Honestly, my best guess is that the Chinese will be the ones to cross the Rubicon, that is, the Yalu. Japan and the United States have sea buffers, South Korea is scared to death because its capital city is fully within the short-range artillery “kill box” bordering the DMZ, and Russia has only a few scattered homesteaders and the like who can be evacuated away from the border if shit starts hitting the fan. China is the country that has a militarily troublesome neighbor disgorging impoverished non-Chinese-speaking refugees into a number of its industrial border cities and generally stirring up shit while simultaneously angling for military aid and cooperation. For a number of years the Chinese Politburo has been getting awfully sick of all the Nork bullshit, and it’s historically educated enough to know that this wouldn’t be its first modern military invasion of Korea. Beijing’s frank amorality is precisely why it has devoted so much effort to establishing civilian business colonies throughout the Global South. Surely it looks at South Korea, not a fellow people’s republic, as a more harmonious and stable trading partner than the economically moribund, batshit crazily revanchist communist crime family in the North.

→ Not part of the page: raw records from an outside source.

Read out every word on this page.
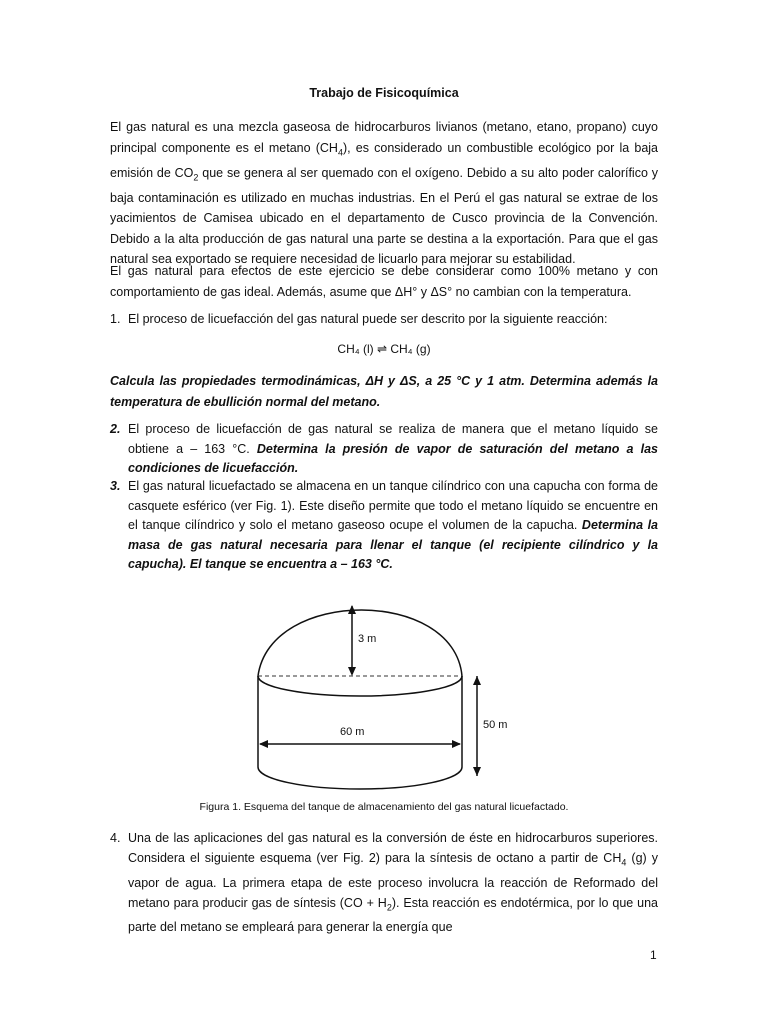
Trabajo de Fisicoquímica

El gas natural es una mezcla gaseosa de hidrocarburos livianos (metano, etano, propano) cuyo principal componente es el metano $(CH_4)$, es considerado un combustible ecológico por la baja emisión de $CO_2$ que se genera al ser quemado con el oxígeno. Debido a su alto poder calorífico y baja contaminación es utilizado en muchas industrias. En el Perú el gas natural se extrae de los yacimientos de Camisea ubicado en el departamento de Cusco provincia de la Convención. Debido a la alta producción de gas natural una parte se destina a la exportación. Para que el gas natural sea exportado se requiere necesidad de licuarlo para mejorar su estabilidad.

El gas natural para efectos de este ejercicio se debe considerar como 100% metano y con comportamiento de gas ideal. Además, asume que ΔH° y ΔS° no cambian con la temperatura.

1. El proceso de licuefacción del gas natural puede ser descrito por la siguiente reacción:
CH₄ (l) ⇌ CH₄ (g)

Calcula las propiedades termodinámicas, ΔH y ΔS, a 25 °C y 1 atm. Determina además la temperatura de ebullición normal del metano.

2. El proceso de licuefacción de gas natural se realiza de manera que el metano líquido se obtiene a – 163 °C. Determina la presión de vapor de saturación del metano a las condiciones de licuefacción.
3. El gas natural licuefactado se almacena en un tanque cilíndrico con una capucha con forma de casquete esférico (ver Fig. 1). Este diseño permite que todo el metano líquido se encuentre en el tanque cilíndrico y solo el metano gaseoso ocupe el volumen de la capucha. Determina la masa de gas natural necesaria para llenar el tanque (el recipiente cilíndrico y la capucha). El tanque se encuentra a – 163 °C.
3 m
60 m
50 m
Figura 1. Esquema del tanque de almacenamiento del gas natural licuefactado.
4. Una de las aplicaciones del gas natural es la conversión de éste en hidrocarburos superiores. Considera el siguiente esquema (ver Fig. 2) para la síntesis de octano a partir de $CH_4$ (g) y vapor de agua. La primera etapa de este proceso involucra la reacción de Reformado del metano para producir gas de síntesis $(CO + H_2)$. Esta reacción es endotérmica, por lo que una parte del metano se empleará para generar la energía que
1
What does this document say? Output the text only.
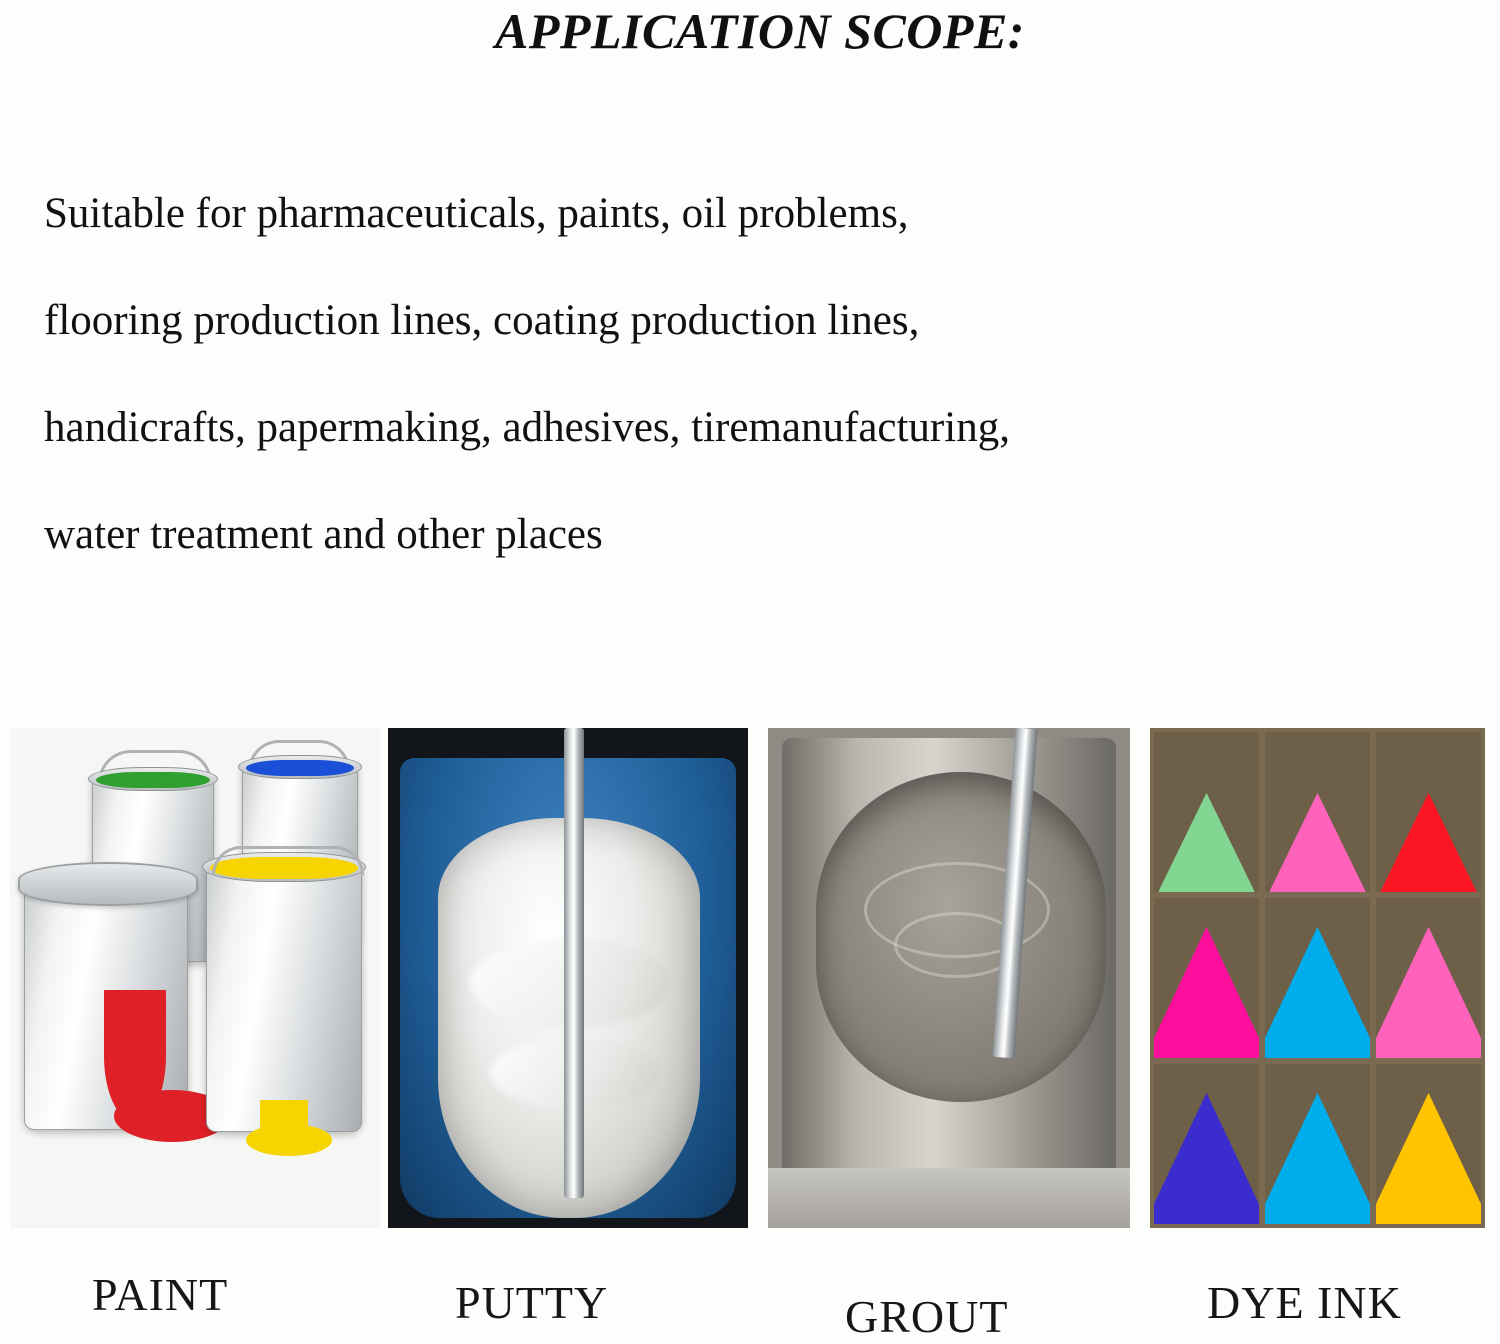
APPLICATION SCOPE:
Suitable for pharmaceuticals, paints, oil problems,
flooring production lines, coating production lines,
handicrafts, papermaking, adhesives, tiremanufacturing,
water treatment and other places
PAINT	PUTTY	GROUT	DYE INK
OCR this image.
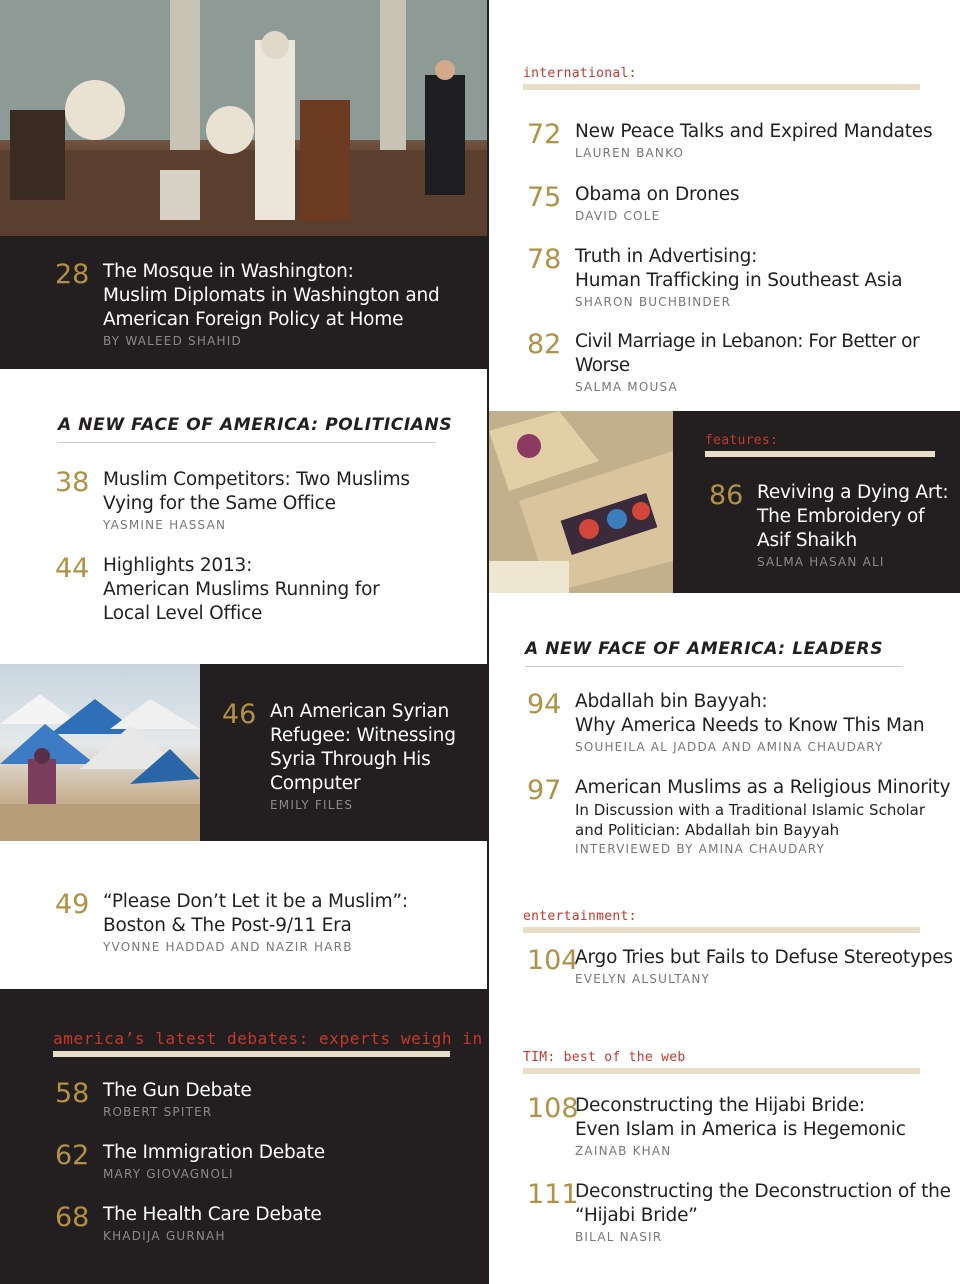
28 The Mosque in Washington:
Muslim Diplomats in Washington and
American Foreign Policy at Home
BY WALEED SHAHID
A NEW FACE OF AMERICA: POLITICIANS
38 Muslim Competitors: Two Muslims
Vying for the Same Office
YASMINE HASSAN
44 Highlights 2013:
American Muslims Running for
Local Level Office
46 An American Syrian
Refugee: Witnessing
Syria Through His
Computer
EMILY FILES
49 “Please Don’t Let it be a Muslim”:
Boston & The Post-9/11 Era
YVONNE HADDAD AND NAZIR HARB
america’s latest debates: experts weigh in
58 The Gun Debate
ROBERT SPITER
62 The Immigration Debate
MARY GIOVAGNOLI
68 The Health Care Debate
KHADIJA GURNAH
international:
72 New Peace Talks and Expired Mandates
LAUREN BANKO
75 Obama on Drones
DAVID COLE
78 Truth in Advertising:
Human Trafficking in Southeast Asia
SHARON BUCHBINDER
82 Civil Marriage in Lebanon: For Better or Worse
SALMA MOUSA
features:
86 Reviving a Dying Art:
The Embroidery of
Asif Shaikh
SALMA HASAN ALI
A NEW FACE OF AMERICA: LEADERS
94 Abdallah bin Bayyah:
Why America Needs to Know This Man
SOUHEILA AL JADDA AND AMINA CHAUDARY
97 American Muslims as a Religious Minority
In Discussion with a Traditional Islamic Scholar
and Politician: Abdallah bin Bayyah
INTERVIEWED BY AMINA CHAUDARY
entertainment:
104
Argo Tries but Fails to Defuse Stereotypes
EVELYN ALSULTANY
TIM: best of the web
108
Deconstructing the Hijabi Bride:
Even Islam in America is Hegemonic
ZAINAB KHAN
111
Deconstructing the Deconstruction of the
“Hijabi Bride”
BILAL NASIR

As much as Red China doesn’t want to fully disavow Mao, it has little use for a egregiously dysfunctional neighbor whose government won’t stop reenacting the Cultural Revolution with extra doses of nepotism and family intrigue.
I don’t want to see another ill-advised international bloodbath (gee, like we have going RIGHT NOW IN YEMEN, for the most godawful geopolitical reasons), but I won’t be upset at all if someone gets in there and cuts the head off that snake. That’s a hermit kingdom the same way Ariel Castro was a hermit bus driver. Good riddance if it goes.